VS Code Footguns¶
Mistakes that slow you down, break your environment, or create security risks.
1. Committing .vscode/settings.json with absolute paths¶
You configure "python.defaultInterpreterPath": "/home/yourname/.pyenv/versions/3.11.5/bin/python" in .vscode/settings.json and commit it. Every teammate's VS Code now points to a path that does not exist on their machine. Python features break silently.
Fix: Use workspace-relative paths or leave machine-specific settings in User settings (not workspace). Only commit .vscode/settings.json with portable, project-level settings. Add machine-specific paths to .gitignore or use ${workspaceFolder} variables.
2. Extension conflicts clobbering each other¶
You install both Prettier and the Red Hat YAML extension as YAML formatters. On save, they fight — one formats, the other reformats, producing a different result. Files oscillate between two formats on every save.
Fix: Set explicit per-language formatters in settings: "[yaml]": {"editor.defaultFormatter": "redhat.vscode-yaml"}. Disable format-on-save for languages where you do not want automatic formatting. Only one formatter per language.
3. formatOnSave breaking generated files¶
You have "editor.formatOnSave": true globally. You open a generated file (Helm template, Terraform state, minified JSON) and save it. The formatter rewrites the file. The next pipeline run produces a diff, or worse, the file is now invalid.
Fix: Exclude generated files from formatting: "files.exclude" or language-specific "editor.formatOnSave": false. Add generated paths to .vscode/settings.json exclusions. Never save generated files with format-on-save active.
4. Extensions with unrestricted permissions running silently¶
You install an obscure extension from the marketplace. It has access to your filesystem, terminal, and network. It phones home with telemetry, reads your .env files, or injects code. You never checked its permissions or source.
Fix: Review extension permissions before installing. Prefer extensions from verified publishers (Microsoft, Red Hat, HashiCorp). Check download counts and ratings. Use VS Code's extension bisect (Help > Start Extension Bisect) to identify misbehaving extensions.
5. Remote-SSH with agent forwarding exposing keys¶
You connect to a server via Remote-SSH with SSH agent forwarding enabled. Someone with root on that server can use your forwarded agent to authenticate as you to other systems. Your SSH keys are exposed to every hop.
Fix: Disable agent forwarding unless specifically needed: ForwardAgent no in ~/.ssh/config. Use ProxyJump instead of agent forwarding for bastion access. If you must forward, use ssh-add -c to require confirmation for each key use.
6. Integrated terminal inheriting wrong environment¶
You open VS Code from a GUI launcher. The integrated terminal does not source your .bashrc or .zshrc properly. Environment variables (KUBECONFIG, AWS_PROFILE, PATH additions) are missing. kubectl, terraform, and AWS CLI behave differently than in your regular terminal.
Fix: Set "terminal.integrated.defaultProfile.linux": "bash" and ensure your shell profile is loaded. Or set "terminal.integrated.env.linux" with critical variables. Test by running echo $PATH and echo $KUBECONFIG in the integrated terminal.

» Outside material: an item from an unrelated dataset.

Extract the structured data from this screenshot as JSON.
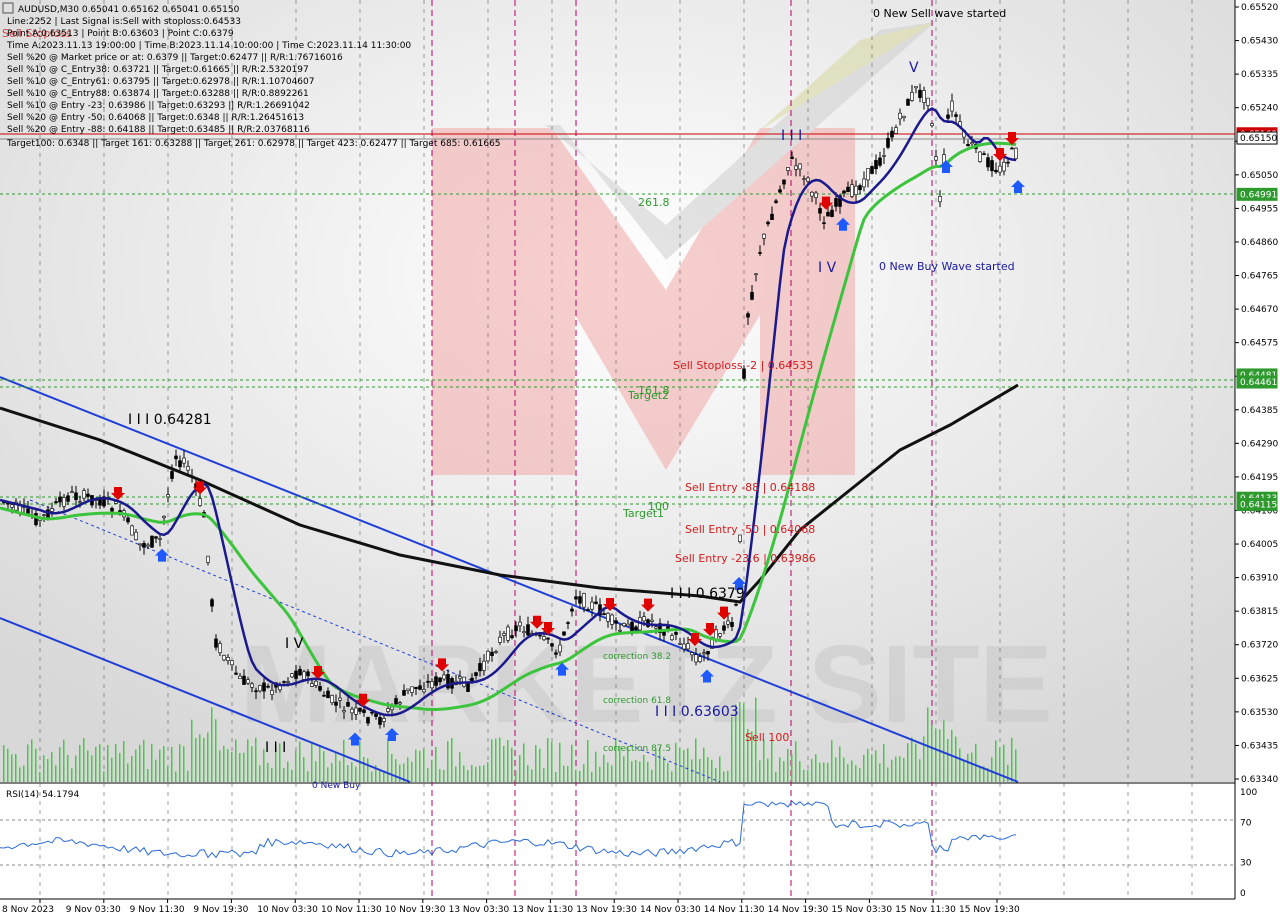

7. Workspace trust disabled globally¶
You disable workspace trust because the prompts are annoying. You open a cloned repo containing a malicious .vscode/tasks.json that runs a script on folder open. The script executes automatically with your permissions.
Fix: Keep workspace trust enabled. Only trust repositories you have reviewed. The trust prompt exists because .vscode/ configs can execute arbitrary code via tasks, launch configs, and extension settings.
8. Auto-save causing constant file-watcher triggers¶
You enable auto-save with a short delay. Every keystroke triggers a save, which triggers file watchers: nodemon restarts, pytest reruns, Webpack rebuilds, or terraform fmt runs. Your CPU spikes and the feedback loop is unusable.
Fix: Use "files.autoSave": "afterDelay" with a reasonable delay (1000ms+), or use "files.autoSave": "onFocusChange" to save only when switching files. For hot-reload workflows, manual save (Ctrl-S) gives you control over when rebuilds trigger.
9. Git autofetch pulling on metered/slow connections¶
"git.autofetch": true runs git fetch every 3 minutes by default. On a slow or metered connection (mobile hotspot, airplane WiFi), this consumes bandwidth and can time out, causing VS Code to hang.
Fix: Set "git.autofetch": false when on slow connections. Or increase the interval: "git.autofetchPeriod": 300 (5 minutes). Disable entirely when working offline.
10. Multi-root workspace confusing tool paths¶
You open a multi-root workspace with app/, infrastructure/, and k8s-config/. VS Code's Python extension picks the wrong interpreter. Terraform extension scans the app folder. The terminal opens in the wrong root.
Fix: Configure per-folder settings in the .code-workspace file. Set "python.defaultInterpreterPath" per folder. Use terminal profiles with explicit working directories. Be explicit about which root each tool operates on.